The passage of a second and more restrictive tariff four years later provoked unprecedented defiance. In a dress rehearsal for secession, the South Carolina assembly adopted an ordinance declaring both acts “null and void.” Andrew Jackson responded with a presidential threat to send in the army to enforce the law of the land.

As an enthusiastic supporter of the nullification movement, Hemphill took personal offense at the pro-Jackson views expressed by editor M.M. Levy. The adversaries met two days later on the field of honor, and the journalist proved the better marksman by winging the challenger in the traditional exchange.

Less than two years after moving to Texas in the summer of 1838, Hemphill was appointed chief justice of the new nation’s highest court. He served the Republic and the Lone Star State in that important capacity for the next 14 years.

While widely respected for the impartial way he presided over the supreme court, Hemphill did have his detractors. One critic claimed that when the court was not in session the chief justice would “lie about the places appropriated for loafers in a perfect state of torpor like a lizard in the winter.”

Hemphill was a judicial activist in the truest sense of the modern-day term. He participated in the famous Council House Fight with the Comanches in 1840 and stabbed a chief to death in the wild me-lee. The following year, he left the bench to join the Somervell Expedition in pursuit of Mexican invaders, who temporarily terrorized San Antonio.

Legislators met on Nov. 9, 1857 to pick two new senators. James Pinckney Henderson, Texas’ first governor, was the nearly unanimous choice to succeed Thomas Rusk, who had committed suicide the previous July. But the selection of a replacement for Sam Houston took 10 hours of rancorous wrangling and behind-the-scenes bargaining until Chief Justice Hemphill finally won out over William Scurry on the 22nd ballot.

The sorest loser in the chamber was the past president of the Republic, who had prematurely booked passage for Washington, D.C. Anson Jones could not believe lawmakers gave his senate seat to Hemphill, a man he accused of having “the practices of a gamester, the habits of a drunkard with a life of licentiousness and incest and a 17-year pensionship upon Texas.”

In the U.S. Senate, Hemphill was an adamant and articulate advocate of southern sovereignty and the right to part company with the Union.
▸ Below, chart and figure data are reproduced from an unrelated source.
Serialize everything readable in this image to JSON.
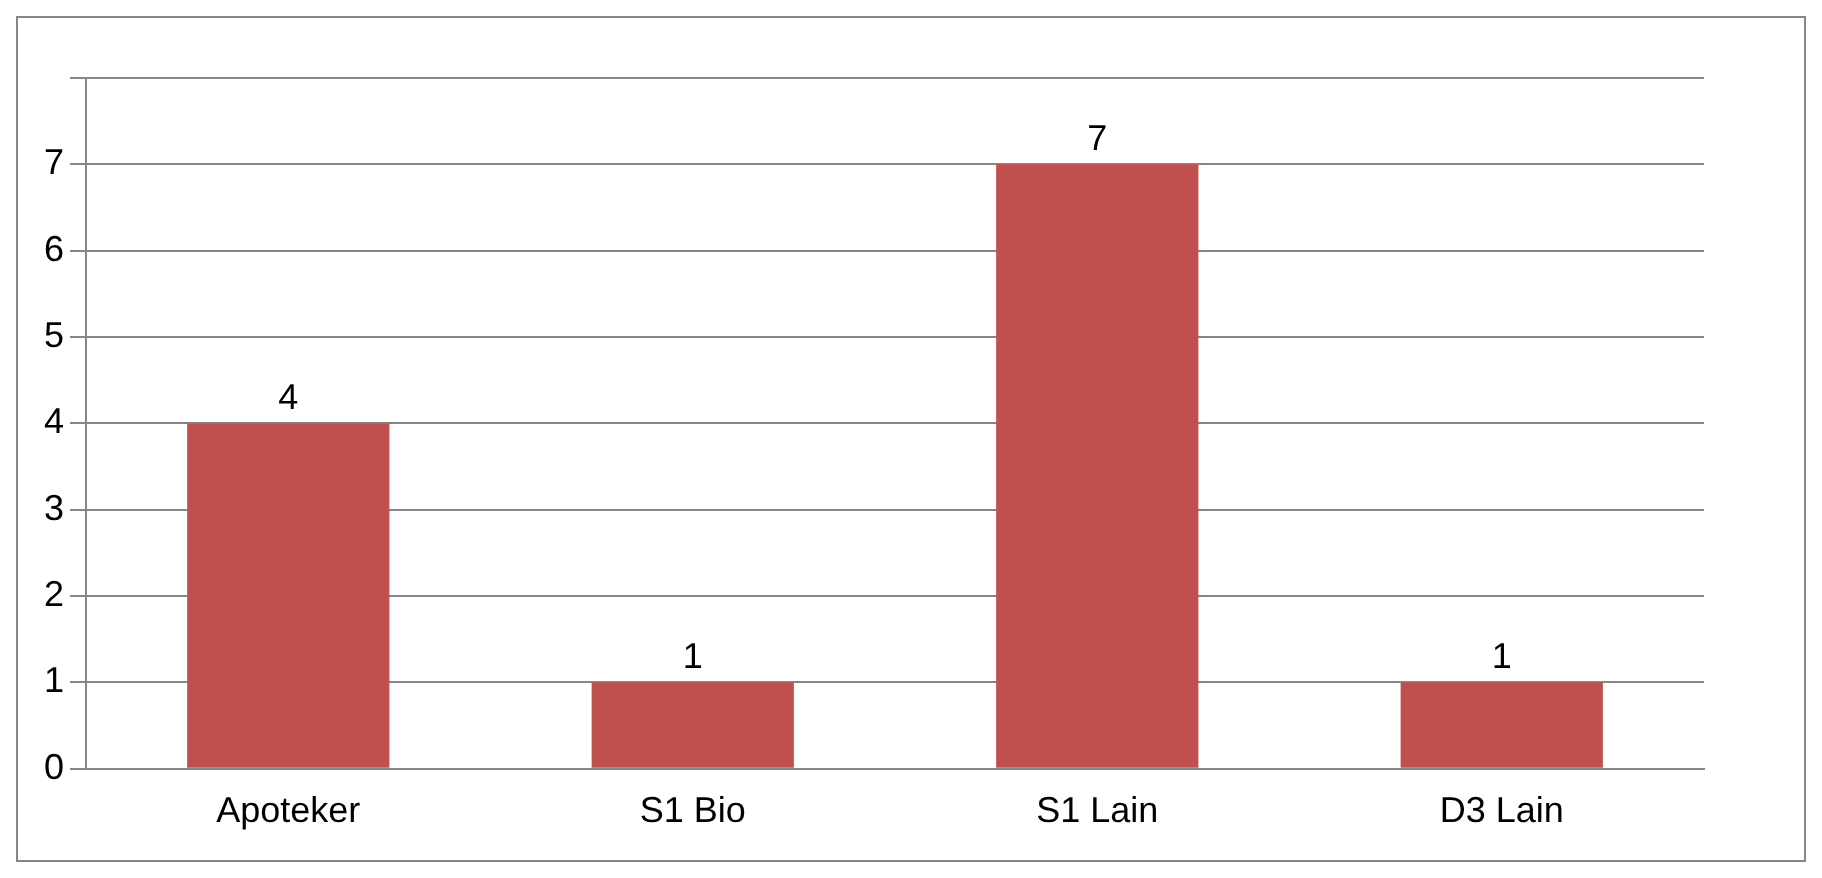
{
  "chart_data": {
    "type": "bar",
    "categories": [
      "Apoteker",
      "S1 Bio",
      "S1 Lain",
      "D3 Lain"
    ],
    "values": [
      4,
      1,
      7,
      1
    ],
    "color": "#c0504d",
    "ylim": [
      0,
      8
    ],
    "yticks": [
      0,
      1,
      2,
      3,
      4,
      5,
      6,
      7,
      {
        "value": 8,
        "label": null
      }
    ],
    "grid": "y",
    "data_labels": true,
    "legend": false
  }
}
In late 1860, he made such a persuasive case for secession that proponents of the pullout distributed 200,000 copies of the spellbinding senate speech in fence-straddling Virginia.
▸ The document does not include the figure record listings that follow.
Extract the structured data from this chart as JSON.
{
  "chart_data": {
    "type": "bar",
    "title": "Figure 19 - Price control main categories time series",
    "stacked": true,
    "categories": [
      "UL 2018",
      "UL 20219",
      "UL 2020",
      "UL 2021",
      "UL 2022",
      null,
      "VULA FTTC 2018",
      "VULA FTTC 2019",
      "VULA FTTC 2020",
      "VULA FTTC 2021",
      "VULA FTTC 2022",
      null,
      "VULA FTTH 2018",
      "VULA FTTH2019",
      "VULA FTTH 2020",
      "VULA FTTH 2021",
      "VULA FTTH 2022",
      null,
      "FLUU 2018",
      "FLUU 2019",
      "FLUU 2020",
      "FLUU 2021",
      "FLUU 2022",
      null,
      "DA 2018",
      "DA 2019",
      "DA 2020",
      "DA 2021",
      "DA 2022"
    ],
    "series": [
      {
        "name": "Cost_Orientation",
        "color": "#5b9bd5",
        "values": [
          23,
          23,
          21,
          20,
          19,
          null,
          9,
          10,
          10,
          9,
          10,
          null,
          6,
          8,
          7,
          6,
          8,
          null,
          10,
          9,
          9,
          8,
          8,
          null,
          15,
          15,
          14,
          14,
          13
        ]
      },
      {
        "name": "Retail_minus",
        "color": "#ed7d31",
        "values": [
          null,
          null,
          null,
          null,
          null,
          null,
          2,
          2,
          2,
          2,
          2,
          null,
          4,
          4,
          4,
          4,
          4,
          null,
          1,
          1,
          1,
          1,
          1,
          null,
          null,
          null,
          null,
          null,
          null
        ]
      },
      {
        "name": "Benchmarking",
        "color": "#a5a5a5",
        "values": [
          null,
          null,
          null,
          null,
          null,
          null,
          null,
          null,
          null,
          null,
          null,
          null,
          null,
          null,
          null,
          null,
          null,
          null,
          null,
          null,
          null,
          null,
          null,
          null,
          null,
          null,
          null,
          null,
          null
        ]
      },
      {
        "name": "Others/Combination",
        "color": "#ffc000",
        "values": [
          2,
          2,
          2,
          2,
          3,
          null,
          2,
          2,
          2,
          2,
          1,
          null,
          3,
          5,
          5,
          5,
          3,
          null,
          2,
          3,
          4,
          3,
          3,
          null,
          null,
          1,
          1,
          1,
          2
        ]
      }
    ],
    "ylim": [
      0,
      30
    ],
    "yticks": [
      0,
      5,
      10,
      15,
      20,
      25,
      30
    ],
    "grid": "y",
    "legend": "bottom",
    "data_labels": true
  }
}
Hemphill and 13 southern colleagues issued a dramatic call for “immediate session” on Jan. 6, 1861. The next month he traveled to Montgomery, Alabama to witness the birth of the Confederacy as the first six states – South Carolina, Mississippi, Florida, Alabama, Georgia and Louisiana – to withdraw formed a separate government.
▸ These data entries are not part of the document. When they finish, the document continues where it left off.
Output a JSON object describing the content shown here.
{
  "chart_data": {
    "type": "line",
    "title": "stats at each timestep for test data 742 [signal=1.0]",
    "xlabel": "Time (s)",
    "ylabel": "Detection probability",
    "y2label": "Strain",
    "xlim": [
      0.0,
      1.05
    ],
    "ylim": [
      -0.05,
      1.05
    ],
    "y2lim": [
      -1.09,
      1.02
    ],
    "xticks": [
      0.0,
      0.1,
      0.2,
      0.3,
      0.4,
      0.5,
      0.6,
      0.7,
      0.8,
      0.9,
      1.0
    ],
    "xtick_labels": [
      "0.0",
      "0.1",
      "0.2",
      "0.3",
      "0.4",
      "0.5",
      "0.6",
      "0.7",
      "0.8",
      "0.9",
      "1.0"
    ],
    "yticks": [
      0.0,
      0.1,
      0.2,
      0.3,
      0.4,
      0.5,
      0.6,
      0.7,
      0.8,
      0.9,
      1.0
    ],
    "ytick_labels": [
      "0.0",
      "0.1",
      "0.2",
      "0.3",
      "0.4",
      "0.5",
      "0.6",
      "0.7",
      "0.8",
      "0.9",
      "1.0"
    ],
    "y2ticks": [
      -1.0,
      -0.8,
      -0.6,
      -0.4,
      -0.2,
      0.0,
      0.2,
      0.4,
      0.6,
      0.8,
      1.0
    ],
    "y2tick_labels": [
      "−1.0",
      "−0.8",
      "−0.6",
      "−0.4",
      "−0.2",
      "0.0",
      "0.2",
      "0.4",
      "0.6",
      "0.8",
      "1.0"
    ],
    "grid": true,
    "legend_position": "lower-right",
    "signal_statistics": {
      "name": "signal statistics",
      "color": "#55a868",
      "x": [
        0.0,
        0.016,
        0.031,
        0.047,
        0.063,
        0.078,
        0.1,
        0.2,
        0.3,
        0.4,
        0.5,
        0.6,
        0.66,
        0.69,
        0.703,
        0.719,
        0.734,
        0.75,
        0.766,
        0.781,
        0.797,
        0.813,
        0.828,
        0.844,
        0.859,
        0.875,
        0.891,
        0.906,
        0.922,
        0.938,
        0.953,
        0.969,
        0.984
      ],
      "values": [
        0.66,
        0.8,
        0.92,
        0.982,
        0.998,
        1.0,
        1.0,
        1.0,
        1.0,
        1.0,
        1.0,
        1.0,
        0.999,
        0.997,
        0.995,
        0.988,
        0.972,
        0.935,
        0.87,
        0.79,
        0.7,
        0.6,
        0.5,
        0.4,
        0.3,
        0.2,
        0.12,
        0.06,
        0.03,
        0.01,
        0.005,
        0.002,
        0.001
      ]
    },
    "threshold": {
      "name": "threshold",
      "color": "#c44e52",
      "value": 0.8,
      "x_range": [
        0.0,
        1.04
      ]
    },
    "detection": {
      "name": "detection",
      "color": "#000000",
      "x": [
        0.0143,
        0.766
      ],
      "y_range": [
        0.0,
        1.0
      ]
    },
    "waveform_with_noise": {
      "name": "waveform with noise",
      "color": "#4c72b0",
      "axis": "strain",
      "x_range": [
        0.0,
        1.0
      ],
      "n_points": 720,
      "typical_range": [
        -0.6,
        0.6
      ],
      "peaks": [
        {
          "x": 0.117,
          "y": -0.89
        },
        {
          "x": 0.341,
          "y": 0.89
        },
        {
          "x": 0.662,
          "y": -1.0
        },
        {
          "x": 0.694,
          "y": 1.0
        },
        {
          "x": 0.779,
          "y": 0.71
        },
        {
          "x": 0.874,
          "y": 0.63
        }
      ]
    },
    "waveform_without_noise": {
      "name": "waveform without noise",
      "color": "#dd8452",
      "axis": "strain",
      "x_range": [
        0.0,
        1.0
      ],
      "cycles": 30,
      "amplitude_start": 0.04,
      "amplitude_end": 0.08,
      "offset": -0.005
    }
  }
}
Even after Texas seceded in March and war began in April, Hemphill stubbornly refused to give up his seat in what had become the northern senate. He remained in the enemy capital until his inevitable expulsion that July.

John Hemphill did not live to see the tragic conclusion of the conflict and the punitive post-war occupation of his beloved Texas and South Carolina. After a four-day bout with pneumonia, he died at Richmond, Virginia in January 1862.

The former chief justice had company on his sad journey home. Col. Hugh McLeod succumbed to the same sickness the day before Hemphill, and their remains were transported together back to Austin for burial. The whole town turned out in a cold drizzle to pay their last respects to the fallen heroes.

During his 23-year absence from South Carolina, Hemphill visited his birthplace only once. He had hardly walked in the door, when a particularly pious sister asked if he believed God had forgiven him for fighting the long forgotten duel.

Hemphill would have none of it.

“I did not come here to be lectured,” he growled through clenched teeth. “Pack my clothes and I will return to Texas.”

And that was the last his family ever saw of him.